Newsletter: March 2006
Story of Gildan Challenging China
Since China joined the WTO in 2001, it has been accepted wisdom that low-priced Chinese labour will undercut western manufacturers, driving them toward extinction. The rule is, you cannot beat the China Price.
Consider the case of Gildan Activewear Inc., a Montreal-based company competing in an industry that many assumed would be dominated by Chinese manufacturers. Gildan makes T-shirts. In 2005, it manufactured almost 400 million of the things. Textiles is labour-intensive industry. How could a company headquartered in Montreal ever survive?

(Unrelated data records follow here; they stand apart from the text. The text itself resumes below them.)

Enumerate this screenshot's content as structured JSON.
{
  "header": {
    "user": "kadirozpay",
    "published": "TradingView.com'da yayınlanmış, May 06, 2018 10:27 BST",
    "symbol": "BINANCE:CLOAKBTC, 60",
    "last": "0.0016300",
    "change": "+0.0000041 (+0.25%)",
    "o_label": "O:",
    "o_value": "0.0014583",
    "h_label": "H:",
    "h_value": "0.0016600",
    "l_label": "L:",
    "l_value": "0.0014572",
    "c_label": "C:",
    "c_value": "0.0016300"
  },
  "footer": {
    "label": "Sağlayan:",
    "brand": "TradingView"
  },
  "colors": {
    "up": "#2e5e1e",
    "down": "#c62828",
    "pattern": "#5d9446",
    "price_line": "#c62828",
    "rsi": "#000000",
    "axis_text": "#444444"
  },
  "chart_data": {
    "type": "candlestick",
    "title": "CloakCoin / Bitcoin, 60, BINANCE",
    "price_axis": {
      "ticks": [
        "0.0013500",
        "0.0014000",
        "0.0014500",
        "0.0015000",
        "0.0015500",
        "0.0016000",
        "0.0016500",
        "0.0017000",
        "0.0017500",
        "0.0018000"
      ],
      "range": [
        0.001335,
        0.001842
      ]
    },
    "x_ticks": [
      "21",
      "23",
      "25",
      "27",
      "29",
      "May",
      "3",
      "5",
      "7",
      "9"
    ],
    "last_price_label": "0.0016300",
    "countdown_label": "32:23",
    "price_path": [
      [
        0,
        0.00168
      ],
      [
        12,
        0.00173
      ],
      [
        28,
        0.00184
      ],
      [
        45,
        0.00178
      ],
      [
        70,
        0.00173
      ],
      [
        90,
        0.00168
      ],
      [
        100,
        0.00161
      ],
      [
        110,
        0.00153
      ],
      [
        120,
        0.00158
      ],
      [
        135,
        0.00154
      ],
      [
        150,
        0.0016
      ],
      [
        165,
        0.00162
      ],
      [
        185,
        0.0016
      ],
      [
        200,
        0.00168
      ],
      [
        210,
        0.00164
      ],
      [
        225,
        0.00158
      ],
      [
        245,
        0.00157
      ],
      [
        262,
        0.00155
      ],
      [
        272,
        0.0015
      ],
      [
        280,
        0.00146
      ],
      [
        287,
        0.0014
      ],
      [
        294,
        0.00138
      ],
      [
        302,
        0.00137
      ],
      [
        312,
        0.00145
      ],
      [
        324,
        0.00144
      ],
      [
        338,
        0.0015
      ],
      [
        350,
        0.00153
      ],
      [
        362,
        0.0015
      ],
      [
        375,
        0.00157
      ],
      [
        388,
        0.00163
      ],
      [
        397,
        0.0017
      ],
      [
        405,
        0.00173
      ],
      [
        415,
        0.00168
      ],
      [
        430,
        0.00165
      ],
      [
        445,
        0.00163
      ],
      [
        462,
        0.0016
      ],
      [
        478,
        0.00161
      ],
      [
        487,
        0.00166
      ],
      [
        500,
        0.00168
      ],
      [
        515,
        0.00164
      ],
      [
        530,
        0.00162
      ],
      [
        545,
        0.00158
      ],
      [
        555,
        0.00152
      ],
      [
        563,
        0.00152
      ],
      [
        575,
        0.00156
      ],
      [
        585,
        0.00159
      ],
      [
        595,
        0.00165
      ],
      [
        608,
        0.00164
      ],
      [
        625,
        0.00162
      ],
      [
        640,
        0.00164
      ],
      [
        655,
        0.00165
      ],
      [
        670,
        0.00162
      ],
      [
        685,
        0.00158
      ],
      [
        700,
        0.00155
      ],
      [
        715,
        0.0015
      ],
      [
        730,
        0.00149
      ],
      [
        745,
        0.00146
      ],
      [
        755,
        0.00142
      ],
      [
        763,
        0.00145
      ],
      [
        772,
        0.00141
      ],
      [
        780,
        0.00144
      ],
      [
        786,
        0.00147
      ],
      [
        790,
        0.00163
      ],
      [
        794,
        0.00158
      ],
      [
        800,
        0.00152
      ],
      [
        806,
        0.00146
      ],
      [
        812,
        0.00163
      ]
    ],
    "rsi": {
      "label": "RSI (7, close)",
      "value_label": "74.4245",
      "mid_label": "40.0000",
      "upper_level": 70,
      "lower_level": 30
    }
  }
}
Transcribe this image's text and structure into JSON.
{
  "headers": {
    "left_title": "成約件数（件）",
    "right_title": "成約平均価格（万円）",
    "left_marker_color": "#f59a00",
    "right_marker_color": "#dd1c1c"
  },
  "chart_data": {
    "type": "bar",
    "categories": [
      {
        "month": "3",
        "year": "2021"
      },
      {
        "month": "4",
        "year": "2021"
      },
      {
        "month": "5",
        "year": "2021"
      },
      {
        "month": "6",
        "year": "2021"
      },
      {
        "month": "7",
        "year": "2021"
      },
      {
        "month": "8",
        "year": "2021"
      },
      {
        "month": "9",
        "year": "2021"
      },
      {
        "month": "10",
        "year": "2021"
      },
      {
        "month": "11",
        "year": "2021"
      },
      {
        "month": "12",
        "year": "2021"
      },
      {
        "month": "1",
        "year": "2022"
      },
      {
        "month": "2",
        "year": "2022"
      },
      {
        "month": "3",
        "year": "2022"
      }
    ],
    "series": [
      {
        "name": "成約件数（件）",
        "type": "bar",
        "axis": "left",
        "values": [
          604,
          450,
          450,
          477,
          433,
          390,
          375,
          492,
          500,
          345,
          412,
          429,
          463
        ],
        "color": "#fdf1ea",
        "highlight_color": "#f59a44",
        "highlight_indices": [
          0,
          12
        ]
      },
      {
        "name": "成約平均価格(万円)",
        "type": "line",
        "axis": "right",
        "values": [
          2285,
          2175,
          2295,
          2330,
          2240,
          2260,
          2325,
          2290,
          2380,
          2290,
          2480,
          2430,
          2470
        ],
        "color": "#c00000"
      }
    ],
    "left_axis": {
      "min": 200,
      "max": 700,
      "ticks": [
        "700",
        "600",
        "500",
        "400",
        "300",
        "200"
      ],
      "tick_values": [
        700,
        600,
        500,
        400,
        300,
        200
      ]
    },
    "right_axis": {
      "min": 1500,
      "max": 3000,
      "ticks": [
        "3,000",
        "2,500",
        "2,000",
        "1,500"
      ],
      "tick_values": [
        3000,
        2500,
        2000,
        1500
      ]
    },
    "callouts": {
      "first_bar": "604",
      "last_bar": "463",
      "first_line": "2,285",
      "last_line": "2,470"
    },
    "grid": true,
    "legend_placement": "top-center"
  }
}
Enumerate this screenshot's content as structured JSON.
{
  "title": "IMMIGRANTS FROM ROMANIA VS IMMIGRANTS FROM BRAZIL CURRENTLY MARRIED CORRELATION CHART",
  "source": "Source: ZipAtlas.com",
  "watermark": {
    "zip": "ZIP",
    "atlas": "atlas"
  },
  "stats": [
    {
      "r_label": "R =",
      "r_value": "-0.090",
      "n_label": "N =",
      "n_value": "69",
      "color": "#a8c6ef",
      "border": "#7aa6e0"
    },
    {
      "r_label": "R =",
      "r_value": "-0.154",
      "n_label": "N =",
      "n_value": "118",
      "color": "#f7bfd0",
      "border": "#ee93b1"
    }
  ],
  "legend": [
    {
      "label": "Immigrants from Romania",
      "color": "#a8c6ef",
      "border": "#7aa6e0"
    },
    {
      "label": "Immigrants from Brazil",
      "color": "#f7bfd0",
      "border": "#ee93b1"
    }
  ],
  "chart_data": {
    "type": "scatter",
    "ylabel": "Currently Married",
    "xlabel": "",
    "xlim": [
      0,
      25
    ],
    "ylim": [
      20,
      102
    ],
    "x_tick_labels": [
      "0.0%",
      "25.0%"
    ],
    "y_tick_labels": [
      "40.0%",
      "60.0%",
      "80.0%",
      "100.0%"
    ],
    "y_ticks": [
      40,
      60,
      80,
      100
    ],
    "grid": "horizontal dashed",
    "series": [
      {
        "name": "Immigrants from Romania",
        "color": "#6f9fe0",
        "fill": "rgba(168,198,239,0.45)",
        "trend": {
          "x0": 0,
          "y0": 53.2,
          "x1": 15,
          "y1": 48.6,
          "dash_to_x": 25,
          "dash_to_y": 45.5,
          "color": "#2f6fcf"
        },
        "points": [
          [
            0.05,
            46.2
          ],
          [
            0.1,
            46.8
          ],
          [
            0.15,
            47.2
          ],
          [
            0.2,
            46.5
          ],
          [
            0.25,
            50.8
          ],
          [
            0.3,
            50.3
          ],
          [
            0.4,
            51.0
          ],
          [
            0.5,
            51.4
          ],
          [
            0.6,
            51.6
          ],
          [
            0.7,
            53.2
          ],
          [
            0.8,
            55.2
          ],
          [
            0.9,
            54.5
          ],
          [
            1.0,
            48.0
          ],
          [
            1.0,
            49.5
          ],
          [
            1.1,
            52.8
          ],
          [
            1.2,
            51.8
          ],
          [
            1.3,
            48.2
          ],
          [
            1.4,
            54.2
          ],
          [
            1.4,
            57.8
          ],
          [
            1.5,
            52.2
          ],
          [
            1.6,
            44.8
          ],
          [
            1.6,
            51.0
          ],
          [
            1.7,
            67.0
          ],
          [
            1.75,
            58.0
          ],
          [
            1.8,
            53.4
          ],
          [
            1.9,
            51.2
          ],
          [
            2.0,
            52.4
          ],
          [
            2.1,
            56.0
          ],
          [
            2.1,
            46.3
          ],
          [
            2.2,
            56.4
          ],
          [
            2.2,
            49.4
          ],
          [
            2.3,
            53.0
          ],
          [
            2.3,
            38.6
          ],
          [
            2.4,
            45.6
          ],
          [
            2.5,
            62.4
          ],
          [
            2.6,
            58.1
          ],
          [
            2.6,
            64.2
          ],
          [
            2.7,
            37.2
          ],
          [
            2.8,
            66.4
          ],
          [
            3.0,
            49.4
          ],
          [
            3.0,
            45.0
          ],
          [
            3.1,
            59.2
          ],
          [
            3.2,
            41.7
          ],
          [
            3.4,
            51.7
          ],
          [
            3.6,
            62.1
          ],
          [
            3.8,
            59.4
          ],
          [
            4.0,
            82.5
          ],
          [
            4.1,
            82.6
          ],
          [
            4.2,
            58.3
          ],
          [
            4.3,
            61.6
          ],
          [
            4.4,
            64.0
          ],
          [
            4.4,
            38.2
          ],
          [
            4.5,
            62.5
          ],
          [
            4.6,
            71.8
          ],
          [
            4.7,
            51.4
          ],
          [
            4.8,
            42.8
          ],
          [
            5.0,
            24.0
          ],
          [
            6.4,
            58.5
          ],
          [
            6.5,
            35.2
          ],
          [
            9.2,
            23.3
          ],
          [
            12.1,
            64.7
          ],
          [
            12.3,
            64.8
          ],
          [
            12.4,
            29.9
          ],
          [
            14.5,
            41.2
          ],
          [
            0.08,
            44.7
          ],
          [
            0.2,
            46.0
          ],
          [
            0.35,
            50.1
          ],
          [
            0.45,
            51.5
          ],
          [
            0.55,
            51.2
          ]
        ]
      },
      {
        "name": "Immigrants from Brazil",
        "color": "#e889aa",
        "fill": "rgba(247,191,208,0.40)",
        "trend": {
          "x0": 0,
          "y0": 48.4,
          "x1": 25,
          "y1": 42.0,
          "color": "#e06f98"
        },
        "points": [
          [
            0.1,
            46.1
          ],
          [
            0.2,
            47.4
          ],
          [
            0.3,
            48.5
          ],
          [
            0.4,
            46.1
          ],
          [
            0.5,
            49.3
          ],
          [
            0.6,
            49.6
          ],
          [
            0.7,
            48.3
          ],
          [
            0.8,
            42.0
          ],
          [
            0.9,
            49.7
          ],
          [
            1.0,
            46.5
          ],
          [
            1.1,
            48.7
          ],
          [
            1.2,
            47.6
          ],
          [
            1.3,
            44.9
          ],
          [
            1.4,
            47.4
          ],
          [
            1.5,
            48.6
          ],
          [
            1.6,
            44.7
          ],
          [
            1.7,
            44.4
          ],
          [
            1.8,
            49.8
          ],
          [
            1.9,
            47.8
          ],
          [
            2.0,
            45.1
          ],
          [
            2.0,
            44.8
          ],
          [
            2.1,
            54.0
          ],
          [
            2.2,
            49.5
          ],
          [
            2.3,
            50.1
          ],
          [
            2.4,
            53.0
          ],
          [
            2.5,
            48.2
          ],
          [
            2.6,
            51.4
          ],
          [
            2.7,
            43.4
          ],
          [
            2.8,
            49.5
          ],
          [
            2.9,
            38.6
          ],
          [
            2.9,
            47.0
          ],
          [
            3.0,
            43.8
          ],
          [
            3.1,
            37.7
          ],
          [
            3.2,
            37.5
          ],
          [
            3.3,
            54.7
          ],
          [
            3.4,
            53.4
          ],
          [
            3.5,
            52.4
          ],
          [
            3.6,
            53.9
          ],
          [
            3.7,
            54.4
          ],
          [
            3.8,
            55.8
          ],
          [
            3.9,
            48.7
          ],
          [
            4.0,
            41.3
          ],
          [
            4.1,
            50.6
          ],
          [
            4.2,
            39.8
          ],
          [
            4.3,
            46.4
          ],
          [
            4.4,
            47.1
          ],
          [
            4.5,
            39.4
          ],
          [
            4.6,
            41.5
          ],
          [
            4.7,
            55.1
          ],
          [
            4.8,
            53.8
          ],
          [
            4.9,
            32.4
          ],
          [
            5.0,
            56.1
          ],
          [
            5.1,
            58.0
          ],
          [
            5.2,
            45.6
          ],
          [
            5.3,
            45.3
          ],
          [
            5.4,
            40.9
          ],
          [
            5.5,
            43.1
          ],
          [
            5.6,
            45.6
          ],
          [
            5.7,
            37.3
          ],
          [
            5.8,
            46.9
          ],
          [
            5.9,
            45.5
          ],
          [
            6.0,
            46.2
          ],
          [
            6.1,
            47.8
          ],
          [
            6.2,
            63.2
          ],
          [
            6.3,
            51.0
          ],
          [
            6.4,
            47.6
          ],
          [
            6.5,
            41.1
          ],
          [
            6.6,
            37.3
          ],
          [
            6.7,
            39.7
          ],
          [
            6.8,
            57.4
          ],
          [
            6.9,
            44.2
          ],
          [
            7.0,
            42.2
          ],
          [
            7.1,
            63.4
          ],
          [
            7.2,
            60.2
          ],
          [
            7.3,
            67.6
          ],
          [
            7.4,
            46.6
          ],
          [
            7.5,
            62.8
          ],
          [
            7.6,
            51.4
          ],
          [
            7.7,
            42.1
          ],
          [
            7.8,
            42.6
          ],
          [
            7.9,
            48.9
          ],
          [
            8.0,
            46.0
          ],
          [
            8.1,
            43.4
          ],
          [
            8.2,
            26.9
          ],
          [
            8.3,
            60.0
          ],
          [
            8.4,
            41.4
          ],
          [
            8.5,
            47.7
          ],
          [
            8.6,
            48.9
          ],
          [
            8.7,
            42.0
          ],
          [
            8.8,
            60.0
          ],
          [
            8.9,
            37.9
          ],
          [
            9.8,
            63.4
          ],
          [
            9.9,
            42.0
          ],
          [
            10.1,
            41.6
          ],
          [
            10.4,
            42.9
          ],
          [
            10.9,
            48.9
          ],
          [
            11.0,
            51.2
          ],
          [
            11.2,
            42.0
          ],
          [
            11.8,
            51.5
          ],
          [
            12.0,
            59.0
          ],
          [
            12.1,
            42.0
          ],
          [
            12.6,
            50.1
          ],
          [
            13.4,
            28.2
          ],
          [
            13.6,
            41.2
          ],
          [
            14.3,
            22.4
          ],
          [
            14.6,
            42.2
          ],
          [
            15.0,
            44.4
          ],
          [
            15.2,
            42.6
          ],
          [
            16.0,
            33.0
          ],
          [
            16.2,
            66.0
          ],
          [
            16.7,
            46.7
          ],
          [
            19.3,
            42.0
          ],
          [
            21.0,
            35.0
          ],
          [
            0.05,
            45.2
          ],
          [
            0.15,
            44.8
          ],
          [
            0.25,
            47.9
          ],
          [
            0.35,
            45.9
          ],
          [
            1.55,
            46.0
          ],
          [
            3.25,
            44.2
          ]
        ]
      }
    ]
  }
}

Predictions of Gildan's extinction, however, have proven to be more than a little premature. The company is doing quite well in the face of the China threat.
Benchmark Global Clothing Price
The textile-and-clothing sector is a big part of the global flow of goods, accounting for some 7% of the total value of goods traded around the world.
Gildan had begun mapping out a defence to the end of quotas nearly six years ago. The company sent a team of employees around the world to study the global price of clothing. The economic emissaries returned with a wealth of data that executives used to determine the benchmark prices Gildan would have to achieve to stay in business as a global producer. In other words, they figured out what was going to be the new price of a cotton T-shirt, and then they developed a corporate strategy based on that price.
"The first thing we did from Day 1 was to make sure that we benchmarked ourselves against the global market," says Glenn Chamandy, the CEO of Gildan. "We said, 'This is where we need to set our selling price,' and every year from then on we started declining our selling prices in anticipation of getting ready for more of a global market. A lot of our typical North American competitors were dissatisfied with us, but we weren't viewing them as price setters anymore. We were looking at the foreign competitors."
Based in Canada, Gildan's executives realized that if the company was going to be successful, it was going to have to reduce costs--by going offshore.
It did that in 1998 by relocating some of its sewing facilities to Honduras, followed by Mexico, Haiti and Nicaragua. Gildan also built massive state-of-the-art textile processing facilities in Honduras and the Dominican Republic starting in 2001. The company employs some 10,000 workers, most of them sewers, but also local managers who oversee the operation of each hub, which produces some 375 million garments a year. (The company's facility in Honduras is the largest such operation in the world.) Wages in Gildan's factories are still higher than those paid in Chinese factories: the average wage of a garment worker in Honduras is about $100 a week--four times what a Chinese worker makes. But the combination of still relatively low wages and advanced technology has allowed Gildan to lower its price per shirt to below that of Chinese manufacturers. "Today, if you look at our basic wholesale product--a white 100% cotton heavyweight T-shirt--we're selling it for just over a dollar," says Chamandy. "The costs for a similar landed product from China today would be 10% to 15% higher."
Take Advantage of Trade Pacts
But it's not just inexpensive labour and advanced technology that have allowed Gildan to beat the Chinese on cost. Also important for the company has been a close reading of the mass of bilateral and regional trade agreements. By strategically locating its production facilities in certain jurisdictions, Gildan has been able to ensure that it can ship duty-free anywhere into North America, the EU countries and Australia.
Today retailers don't like to hold stock. Inventory is expensive, and it takes up time and labour. As a result, retailers have pushed that responsibility onto suppliers. The supplier who can deliver it closest to that date and at the right price is the one who gets the contract. Proximity to the U.S. market is an important advantage for Gildan.
In fact, shipping from China adds about 75¢ to every dozen shirts. To fulfill the requirement for fast response, Gildan has built a network of distribution centres in each of its markets, allowing it to quickly fill client orders. The company has vendor management inventory systems that can ship to customers in 24 hours from the time they place their order. "Our cycle time from offshore is three weeks; from China it's three months in a container," notes the company. That fast response time is the company's secret weapon : "Low labour costs are no longer sufficient to ensure competitiveness in a quota-free market. You have to be close to your end user, and you have to have a good logistics pipeline. Lead time is more important than labour cost."
A western manufacturer beating the Chinese competition, in one of the most labour-intensive industries on earth, at a time when regulatory barriers have just been pulled down? It can't be done--except, of course, when it is. In fact, by selling to Australia, where Gildan's market share has been ramping up, the company is now competing in China's own backyard. It's a complete reversal. Gildan--in "something of a show of bravado"--has actually contemplated exporting to China.